Thoughtfully imaginative and action-packed, Steeplejack is New York Times bestselling A. J. Hartley's YA debut set in a 19th-century South African fantasy world Seventeen-year-old Anglet Sutonga lives repairing the chimneys, towers, and spires of the city of Bar-Selehm. Dramatically different communities live and work alongside each other. The white Feldish command the nation’s higher echelons of society. The native Mahweni are divided between city life and the savannah. And then there’s Ang, part of the Lani community who immigrated over generations ago as servants and now mostly live in poverty on Bar-Selehm’s edges. When Ang is supposed to meet her new apprentice Berrit, she finds him dead. That same night, the Beacon, an invaluable historical icon, is stolen. The Beacon’s theft commands the headlines, yet no one seems to care about Berrit’s murder―except for Josiah Willinghouse, an enigmatic young politician. When he offers her a job investigating his death, she plunges headlong into new and unexpected dangers.

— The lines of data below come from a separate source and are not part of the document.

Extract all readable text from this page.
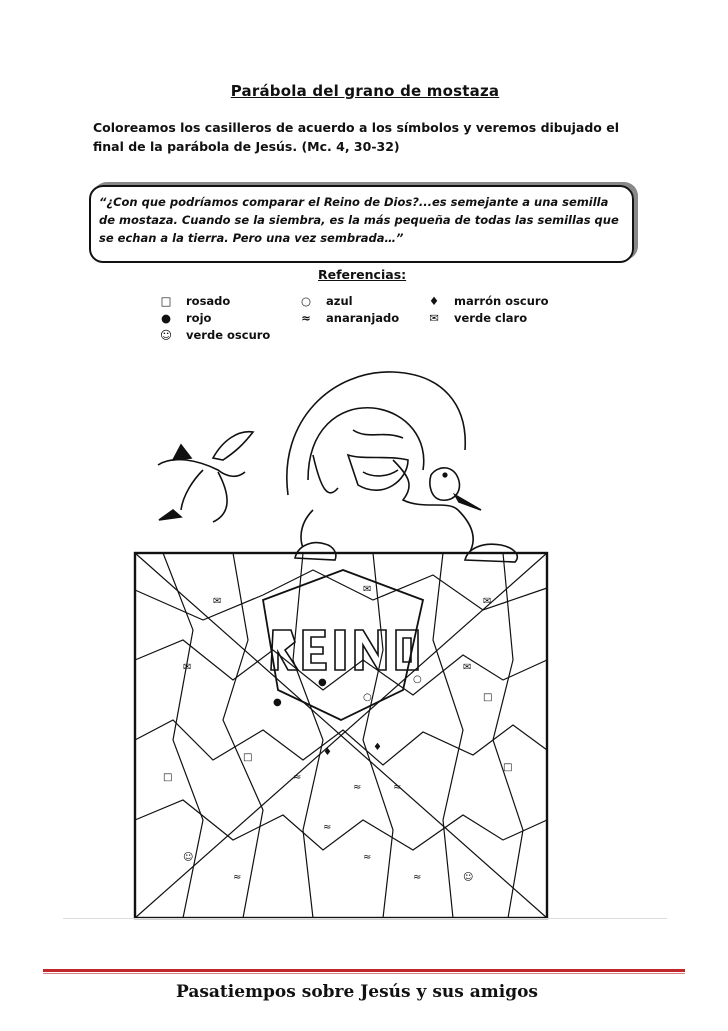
Parábola del grano de mostaza
Coloreamos los casilleros de acuerdo a los símbolos y veremos dibujado el final de la parábola de Jesús. (Mc. 4, 30-32)
“¿Con que podríamos comparar el Reino de Dios?...es semejante a una semilla de mostaza. Cuando se la siembra, es la más pequeña de todas las semillas que se echan a la tierra. Pero una vez sembrada…”
Referencias:
□ rosado	○ azul	♦ marrón oscuro
● rojo	≈ anaranjado	✉ verde claro
☺ verde oscuro
✉
✉
✉
✉
●
●	○
○
✉
□	♦	♦
≈
≈	≈
≈
≈
≈
□
□
□
≈
☺
☺
Pasatiempos sobre Jesús y sus amigos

Meanwhile, crowds gather in protests over the city’s mounting troubles. Rumors surrounding the Beacon’s theft grow. More suspicious deaths occur. With no one to help Ang except Josiah’s haughty younger sister, a savvy newspaper girl, and a kindhearted herder, Ang must rely on her intellect and strength to resolve the mysterious link between Berrit and the missing Beacon before the city descends into chaos.
STEEPLEJACK by A.J. Hartley bursts with rich imagery and world building. Bar-Selehm is a city in a historical South African fantasy world with three primary communities: the white Feldish, the native Mahweni, and the Lani. One major element of the story is how the communities and races interact together and how Ang feels she has no place as she doesn’t adhere to the more traditional Lani customs. The descriptions of the city and the landscape are beautiful, and even with all the smoke and chaos in the city, it clearly feels like a home to Ang as she knows every roof.
The detective/mystery plot is well layered and holds more than one unexpected twist. The story gets even better as Ang teams up with a newspaper girl and a politician’s sister to figure out some of the clues. All are highly intelligent and savvy, and their dialogues are a joy. Ang’s sisters also play important roles, and the strained family relationships are written well and realistically.
Luscious world building, a tense mystery, and a smart heroine combine to make STEEPLEJACK an absolute thrill ride.